Since the early 1990s, many states have sought to expand the subsidization pool by restricting
insurers' ability to set premium rates on the basis of health status and other factors which predict a group's future medical needs.
 
The risk associated with such subsidization however is that younger and healthier individuals will reduce their coverage, thus reducing health insurance coverage rates and pushing average premium rates upward.
 
As coverage rates fall, the number of insurers may also fall, reducing competition in the insurance industry.
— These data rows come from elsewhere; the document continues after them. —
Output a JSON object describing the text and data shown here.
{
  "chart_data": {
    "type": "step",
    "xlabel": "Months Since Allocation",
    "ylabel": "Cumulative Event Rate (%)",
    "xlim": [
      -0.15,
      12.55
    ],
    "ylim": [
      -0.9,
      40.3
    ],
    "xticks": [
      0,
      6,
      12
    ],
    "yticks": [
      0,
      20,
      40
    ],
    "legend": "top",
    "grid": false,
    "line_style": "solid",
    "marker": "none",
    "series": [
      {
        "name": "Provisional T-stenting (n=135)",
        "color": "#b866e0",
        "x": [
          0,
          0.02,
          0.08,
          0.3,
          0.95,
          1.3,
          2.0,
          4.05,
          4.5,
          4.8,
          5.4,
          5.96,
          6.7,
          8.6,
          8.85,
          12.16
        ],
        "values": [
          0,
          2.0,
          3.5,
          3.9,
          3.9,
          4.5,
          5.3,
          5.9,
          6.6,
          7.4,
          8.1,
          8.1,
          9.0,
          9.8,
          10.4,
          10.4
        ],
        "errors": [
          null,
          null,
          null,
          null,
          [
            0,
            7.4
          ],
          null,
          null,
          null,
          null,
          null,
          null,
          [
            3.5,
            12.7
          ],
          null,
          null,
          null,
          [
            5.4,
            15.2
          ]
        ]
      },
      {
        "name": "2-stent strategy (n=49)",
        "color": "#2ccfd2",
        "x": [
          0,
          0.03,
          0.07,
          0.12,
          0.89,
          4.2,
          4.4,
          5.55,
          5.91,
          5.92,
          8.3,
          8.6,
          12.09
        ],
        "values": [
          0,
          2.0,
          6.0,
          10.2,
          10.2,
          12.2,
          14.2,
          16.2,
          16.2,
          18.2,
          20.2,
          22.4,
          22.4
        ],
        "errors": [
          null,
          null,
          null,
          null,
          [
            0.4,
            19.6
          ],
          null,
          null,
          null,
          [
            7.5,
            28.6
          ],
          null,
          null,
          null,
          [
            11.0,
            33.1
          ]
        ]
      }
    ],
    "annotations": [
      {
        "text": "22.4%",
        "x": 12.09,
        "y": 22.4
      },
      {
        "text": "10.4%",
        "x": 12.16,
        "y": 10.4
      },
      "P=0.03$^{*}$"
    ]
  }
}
In fact, the empirical evidence presented in my paper suggests that the market share of the five largest insurers is lower in states with higher employment-based coverage rates.
 
The results also indicate that tighter restricting on insurers' ability to rate on the basis of health status is associated with lower employment-based health insurance coverage rates and higher market concentration.
 
Regulation may have some positive effects however.
 
Restricting insurers' ability to rate on the basis of group-size and
shortening the length of time during which insurers may deny coverage of pre-existing conditions is associated with higher employment-based coverage rates. States with tighter restriction on the ability to rate on the basis of industrial classification also tend to have lower market concentration.
 
Before drawing conclusions about the relative desirability of regulating insurers' rating practices however, it is important to remember that employment-based coverage rates tell us nothing about who is covered by insurance. As a matter of social policy, tighter health-status rating
restrictions may be desirable -- despite the fact that they reduce coverage rates -- if the restrictions enable the people who need insurance the most -- the old and the sick -- to obtain coverage.
 
To address the question of how rating restrictions affect the ability of older and sicker groups to obtain coverage, future research should analyze individual-level data on health insurance coverage, health status, place of employment and the state in which the individual lives.